There is no OTP saved on your account so this option will not work. See more information about OTP’s at https://lastpass.com/support.php?cmd=showfaq&id=4616
If password recovery is not working, sorry but your only choice is delete your account (https://lastpass.com/delete_account.php?np=1) and start over using the same email. If you require faster response times and in-depth support needs, please sign up for a LastPass Premium membership.
We cannot send you a temporary password by verifying your identity or reset your master password. Let me know if you need more help. Thank you!
Best, Maria
2019-05-13 08:15
Me, to LastPass
Award yourself and the firm a Major FAIL. No need to thank me for pointing out a glaring shortcoming. Continue to suffer your humilation for as long as this shameful situation continues.
It’s like Fight Club: the number one rule of LastPass is, do not forget your master password. If you don’t know your master password, the company cannot help you – end of story, full stop. I’ve been the bearer of those bad tidings for several unfortunate clients. It’s depressing. It’s also the reason that LastPass is secure. Sorry you had to go through that!
@Jose. You should have a screen lock on your phone and it’s best to log out of LastPass when you are not using it .You only need passwords on a phone every now and then,most apps stay logged in.
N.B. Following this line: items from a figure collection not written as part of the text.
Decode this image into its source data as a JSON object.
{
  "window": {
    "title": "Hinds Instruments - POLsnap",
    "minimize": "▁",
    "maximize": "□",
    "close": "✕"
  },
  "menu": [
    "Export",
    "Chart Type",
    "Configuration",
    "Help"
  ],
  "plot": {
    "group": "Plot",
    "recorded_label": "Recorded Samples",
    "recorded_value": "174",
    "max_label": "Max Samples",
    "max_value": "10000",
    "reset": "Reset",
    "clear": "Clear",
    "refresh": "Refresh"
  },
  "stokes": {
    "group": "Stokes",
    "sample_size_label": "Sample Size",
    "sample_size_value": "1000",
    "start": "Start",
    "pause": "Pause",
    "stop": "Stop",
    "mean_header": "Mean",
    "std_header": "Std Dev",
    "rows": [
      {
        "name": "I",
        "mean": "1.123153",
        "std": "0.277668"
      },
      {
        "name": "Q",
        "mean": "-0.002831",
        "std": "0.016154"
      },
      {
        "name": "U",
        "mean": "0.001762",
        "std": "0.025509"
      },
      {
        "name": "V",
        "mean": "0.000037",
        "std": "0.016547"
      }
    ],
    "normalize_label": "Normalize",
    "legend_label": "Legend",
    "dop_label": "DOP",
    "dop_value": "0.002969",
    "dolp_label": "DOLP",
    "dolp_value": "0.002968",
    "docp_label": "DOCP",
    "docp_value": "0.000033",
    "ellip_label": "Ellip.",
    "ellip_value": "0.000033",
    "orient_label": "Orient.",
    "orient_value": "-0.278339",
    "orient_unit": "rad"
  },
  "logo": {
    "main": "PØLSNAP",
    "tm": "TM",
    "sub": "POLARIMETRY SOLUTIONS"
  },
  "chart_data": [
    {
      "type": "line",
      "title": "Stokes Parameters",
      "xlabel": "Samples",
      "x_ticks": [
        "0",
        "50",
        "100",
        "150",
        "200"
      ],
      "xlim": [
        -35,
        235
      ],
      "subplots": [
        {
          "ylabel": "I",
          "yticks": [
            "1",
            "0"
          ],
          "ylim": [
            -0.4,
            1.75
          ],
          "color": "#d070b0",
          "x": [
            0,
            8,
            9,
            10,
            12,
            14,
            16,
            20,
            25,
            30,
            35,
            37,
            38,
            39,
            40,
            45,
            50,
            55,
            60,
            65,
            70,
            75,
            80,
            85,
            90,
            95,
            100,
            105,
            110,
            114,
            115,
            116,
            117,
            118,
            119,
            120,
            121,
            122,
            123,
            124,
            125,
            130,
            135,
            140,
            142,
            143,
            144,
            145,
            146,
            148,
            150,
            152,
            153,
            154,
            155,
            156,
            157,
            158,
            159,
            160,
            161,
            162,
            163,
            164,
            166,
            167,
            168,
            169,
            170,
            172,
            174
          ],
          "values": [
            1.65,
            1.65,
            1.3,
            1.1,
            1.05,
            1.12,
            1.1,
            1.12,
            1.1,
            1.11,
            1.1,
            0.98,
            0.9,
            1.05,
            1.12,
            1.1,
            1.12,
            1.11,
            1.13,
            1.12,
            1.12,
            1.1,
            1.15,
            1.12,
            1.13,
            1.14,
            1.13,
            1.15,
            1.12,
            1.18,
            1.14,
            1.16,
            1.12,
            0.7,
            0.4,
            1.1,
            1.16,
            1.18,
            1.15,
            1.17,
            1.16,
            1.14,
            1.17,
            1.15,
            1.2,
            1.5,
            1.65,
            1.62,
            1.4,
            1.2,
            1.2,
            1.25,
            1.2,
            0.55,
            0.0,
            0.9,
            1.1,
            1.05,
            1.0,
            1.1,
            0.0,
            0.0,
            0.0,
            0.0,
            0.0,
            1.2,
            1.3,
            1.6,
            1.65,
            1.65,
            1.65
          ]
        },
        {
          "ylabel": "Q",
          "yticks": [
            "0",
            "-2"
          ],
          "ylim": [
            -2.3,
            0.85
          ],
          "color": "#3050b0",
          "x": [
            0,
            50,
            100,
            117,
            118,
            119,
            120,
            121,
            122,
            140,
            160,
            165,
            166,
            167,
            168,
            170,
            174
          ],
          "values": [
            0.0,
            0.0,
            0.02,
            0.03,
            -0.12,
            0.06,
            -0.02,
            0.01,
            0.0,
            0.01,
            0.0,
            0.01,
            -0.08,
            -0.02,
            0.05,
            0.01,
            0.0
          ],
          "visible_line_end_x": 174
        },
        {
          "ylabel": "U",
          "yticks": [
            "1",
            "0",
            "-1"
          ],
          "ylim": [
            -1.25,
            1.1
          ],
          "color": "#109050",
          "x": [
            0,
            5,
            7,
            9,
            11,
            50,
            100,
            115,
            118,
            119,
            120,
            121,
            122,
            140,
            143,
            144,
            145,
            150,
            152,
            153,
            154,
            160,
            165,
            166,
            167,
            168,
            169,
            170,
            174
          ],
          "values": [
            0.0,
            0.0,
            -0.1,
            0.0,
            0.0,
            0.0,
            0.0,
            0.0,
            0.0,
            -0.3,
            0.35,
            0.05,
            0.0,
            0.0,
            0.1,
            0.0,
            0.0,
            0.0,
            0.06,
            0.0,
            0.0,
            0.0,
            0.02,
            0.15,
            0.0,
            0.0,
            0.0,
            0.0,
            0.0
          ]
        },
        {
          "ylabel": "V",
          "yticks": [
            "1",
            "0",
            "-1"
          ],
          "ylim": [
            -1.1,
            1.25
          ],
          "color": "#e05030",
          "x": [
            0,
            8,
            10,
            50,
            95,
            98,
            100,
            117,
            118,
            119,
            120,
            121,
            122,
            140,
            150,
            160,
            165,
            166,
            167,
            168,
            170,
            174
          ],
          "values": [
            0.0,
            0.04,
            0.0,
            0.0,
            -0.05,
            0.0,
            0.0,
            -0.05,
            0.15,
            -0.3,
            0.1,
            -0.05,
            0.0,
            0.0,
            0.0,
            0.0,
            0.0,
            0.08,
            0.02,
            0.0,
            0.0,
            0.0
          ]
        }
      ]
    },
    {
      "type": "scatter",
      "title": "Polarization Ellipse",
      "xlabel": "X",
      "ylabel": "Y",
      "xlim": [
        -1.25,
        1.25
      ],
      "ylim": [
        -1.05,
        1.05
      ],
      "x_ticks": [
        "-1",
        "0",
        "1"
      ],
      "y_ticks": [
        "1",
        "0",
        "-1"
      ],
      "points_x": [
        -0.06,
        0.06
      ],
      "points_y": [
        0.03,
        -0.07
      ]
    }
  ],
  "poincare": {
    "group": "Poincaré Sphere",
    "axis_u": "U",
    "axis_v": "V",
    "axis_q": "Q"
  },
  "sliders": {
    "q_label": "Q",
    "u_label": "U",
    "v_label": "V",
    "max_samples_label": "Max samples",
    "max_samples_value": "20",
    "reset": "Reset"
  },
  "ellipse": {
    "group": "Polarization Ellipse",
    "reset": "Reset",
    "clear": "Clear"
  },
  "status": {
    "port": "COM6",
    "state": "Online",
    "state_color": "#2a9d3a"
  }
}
How secure is last pass on a mobile phone God for bit u lose your phone, how will protect me then?
It’s just like on a computer. By default, you can’t open it without the master password. You can set it up to open with your fingerprint instead. I have it set up on my phone so it won’t open unless I touch an NFC enabled Yubikey to the back of my phone.
form fills disappeared … I’ve been using since Joe released it. Just me … price has gone from 12 per year to $36 per year in less than a year!! It’s just me …300% increase in less than a year !!!
I am forced to change because feature disappear and money … retired now!
LastPass for Business is terrible and just plain useless! And here is why:
1. It forces you to use Windows Login password as your LastPass Master Password. Sometimes IT people just asked you for your Windows Login password because they need to set up a new computer for you.
2. Ok, I can live with the above by temporarily changing the Windows Login password.
3. Most of the site I use in my corporate network use my Windows login and password to log in. And guess what, the LastPass Master password can’t be the same as any of the password it manages. Now it becomes an chicken and egg problem…
4. And you can’t get rid of that stupid pop up asking you to change your LastPass Master Password to your Window Login password. just keep popping up….
I have absolutely no idea what you’re seeing. That’s not the way LastPass works at all. I’d be interested in seeing a screenshot of that popup, if you can do that.
Not just Chrome, I mostly use FireFox. Sometimes, but very rarely Microsoft Edge. Oh. I guess that I sometimes use Internet Explorer. I need feedback about all of these interfaces.